Public health staff working with local medical providers to increase awareness of the disease's symptoms

by / Palo Alto Weekly

Uploaded: Fri, Jul 1, 2022, 10:26 am
Updated: Fri, Jul 8, 2022, 3:38 pm

UPDATE: The probable monkeypox case announced on June 30 has been reclassified as a confirmed case, the Santa Clara County Department of Public Health announced on July 7. The county confirmed the second case with assistance from the state Department of Public Health and Centers for Disease Control and Prevention. The county plans to provide a twice-weekly update on the number of monkeypox cases at publichealth.sccgov.org.

Another probable case of monkeypox has been found in a Santa Clara County resident, the county Public Health Department said Thursday, June 30.

The case is not connected to a previous case, which health authorities announced on June 23. If confirmed, it would be the second monkeypox case in the county. The person preliminarily tested positive for monkeypox virus after seeking medical care and is in isolation, the department said in a June 30 statement.

The case was reported to the department as required by law, and confirmation of monkeypox is pending testing by the Centers for Disease Control and Prevention, the county said. Public health staff are contacting all individuals who might have come in contact with the person while they were contagious.

The department is working with local medical providers to increase their awareness of the symptoms of monkeypox, how to prevent transmission and appropriate reporting to state and local health authorities.

Monkeypox is a rare disease. Symptoms typically include a fever, intense headache, muscle aches, back pain, low energy, swollen lymph nodes and a skin rash or lesions. The rash usually begins within one to three days of the start of a fever. Lesions can be flat or slightly raised, filled with clear or yellowish fluid, and can then crust, dry up and fall off. The number of lesions range from a few to several thousand. The rash tends to be concentrated on the face, palms of the hands and soles of the feet, but can also be found on the mouth, genitals and eyes.

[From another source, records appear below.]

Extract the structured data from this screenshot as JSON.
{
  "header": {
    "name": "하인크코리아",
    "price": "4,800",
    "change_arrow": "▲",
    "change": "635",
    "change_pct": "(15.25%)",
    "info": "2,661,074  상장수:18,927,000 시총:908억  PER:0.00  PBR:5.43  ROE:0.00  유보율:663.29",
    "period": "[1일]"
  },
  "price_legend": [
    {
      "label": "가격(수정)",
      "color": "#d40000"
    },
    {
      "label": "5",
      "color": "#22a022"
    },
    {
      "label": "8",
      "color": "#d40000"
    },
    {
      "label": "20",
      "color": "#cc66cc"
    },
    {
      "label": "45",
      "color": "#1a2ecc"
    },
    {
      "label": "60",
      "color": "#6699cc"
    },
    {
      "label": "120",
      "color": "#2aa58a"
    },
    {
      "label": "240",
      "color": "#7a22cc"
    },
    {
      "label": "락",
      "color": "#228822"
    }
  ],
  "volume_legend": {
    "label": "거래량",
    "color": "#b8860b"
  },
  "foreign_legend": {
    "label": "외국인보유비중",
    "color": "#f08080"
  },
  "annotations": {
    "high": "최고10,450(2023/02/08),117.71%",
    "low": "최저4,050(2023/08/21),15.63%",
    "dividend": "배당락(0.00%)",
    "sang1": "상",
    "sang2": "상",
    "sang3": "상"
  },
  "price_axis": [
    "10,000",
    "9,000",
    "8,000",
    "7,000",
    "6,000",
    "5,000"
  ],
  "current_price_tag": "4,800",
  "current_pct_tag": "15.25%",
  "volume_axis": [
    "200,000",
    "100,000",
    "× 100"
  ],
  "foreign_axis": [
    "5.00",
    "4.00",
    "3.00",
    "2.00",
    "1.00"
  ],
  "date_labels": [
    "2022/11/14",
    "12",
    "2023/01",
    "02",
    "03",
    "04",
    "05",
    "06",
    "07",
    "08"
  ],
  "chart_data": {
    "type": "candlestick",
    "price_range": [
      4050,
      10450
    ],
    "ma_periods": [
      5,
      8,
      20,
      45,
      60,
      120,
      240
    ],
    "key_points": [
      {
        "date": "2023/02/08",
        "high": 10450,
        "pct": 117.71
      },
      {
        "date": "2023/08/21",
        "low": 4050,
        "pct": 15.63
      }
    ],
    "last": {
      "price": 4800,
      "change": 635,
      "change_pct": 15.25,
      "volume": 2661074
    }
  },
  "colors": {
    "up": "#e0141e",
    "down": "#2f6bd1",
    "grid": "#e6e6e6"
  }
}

It can last for two to four weeks, according to the World Health Organization.

Anyone who is concerned they have symptoms of monkeypox, such as characteristic rashes or lesions, should contact your doctor right away, the health department said.

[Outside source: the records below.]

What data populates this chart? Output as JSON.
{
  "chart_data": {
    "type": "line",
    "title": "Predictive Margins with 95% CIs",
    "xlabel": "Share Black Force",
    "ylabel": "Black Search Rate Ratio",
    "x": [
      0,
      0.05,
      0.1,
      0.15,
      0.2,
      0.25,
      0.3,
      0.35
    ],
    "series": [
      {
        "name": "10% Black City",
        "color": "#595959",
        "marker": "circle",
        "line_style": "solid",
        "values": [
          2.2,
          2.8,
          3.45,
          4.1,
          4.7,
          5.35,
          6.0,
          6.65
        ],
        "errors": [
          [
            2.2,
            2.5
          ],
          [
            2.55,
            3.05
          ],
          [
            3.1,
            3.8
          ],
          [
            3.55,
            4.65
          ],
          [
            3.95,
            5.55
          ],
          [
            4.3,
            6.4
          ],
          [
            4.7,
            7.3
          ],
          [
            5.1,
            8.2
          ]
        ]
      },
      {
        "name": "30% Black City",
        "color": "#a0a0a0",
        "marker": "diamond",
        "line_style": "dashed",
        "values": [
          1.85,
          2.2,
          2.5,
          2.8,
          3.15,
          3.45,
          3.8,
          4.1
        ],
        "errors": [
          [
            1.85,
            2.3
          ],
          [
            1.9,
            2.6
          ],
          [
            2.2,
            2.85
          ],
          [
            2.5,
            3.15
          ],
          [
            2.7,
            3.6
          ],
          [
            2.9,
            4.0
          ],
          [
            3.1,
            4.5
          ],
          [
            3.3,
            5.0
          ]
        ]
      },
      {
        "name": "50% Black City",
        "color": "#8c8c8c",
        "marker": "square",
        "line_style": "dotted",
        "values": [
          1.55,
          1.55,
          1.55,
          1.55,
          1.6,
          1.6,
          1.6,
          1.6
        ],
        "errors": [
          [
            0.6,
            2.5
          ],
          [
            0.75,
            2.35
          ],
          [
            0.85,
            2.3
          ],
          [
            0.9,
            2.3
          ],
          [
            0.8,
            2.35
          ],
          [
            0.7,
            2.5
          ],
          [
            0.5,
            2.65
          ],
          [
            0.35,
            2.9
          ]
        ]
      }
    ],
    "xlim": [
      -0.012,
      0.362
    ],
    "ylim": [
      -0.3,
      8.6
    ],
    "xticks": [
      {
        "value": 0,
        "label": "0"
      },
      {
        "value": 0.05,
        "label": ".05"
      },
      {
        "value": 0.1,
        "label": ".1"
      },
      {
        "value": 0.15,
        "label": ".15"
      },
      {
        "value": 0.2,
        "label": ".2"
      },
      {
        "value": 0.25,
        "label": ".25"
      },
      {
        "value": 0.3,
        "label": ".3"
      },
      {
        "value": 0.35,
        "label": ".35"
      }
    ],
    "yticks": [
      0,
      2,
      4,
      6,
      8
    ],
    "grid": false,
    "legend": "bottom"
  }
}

The county's first case of monkeypox was found in an international traveler.

As of Wednesday, June 29, the CDC has received 350 reports of monkeypox cases in the U.S., primarily among men who have sex with men. The Department of Health and Human Services on Friday ordered an additional 2.5 million doses of Bavarian Nordic's Jynneos, an FDA-licensed vaccine indicated for prevention of smallpox and monkeypox, for use in responding to current or future monkeypox outbreaks, the White House announced.

Updated information about monkeypox in Santa Clara County can be found at publichealth.sccgov.org and from the CDC at cdc.gov/monkeypox.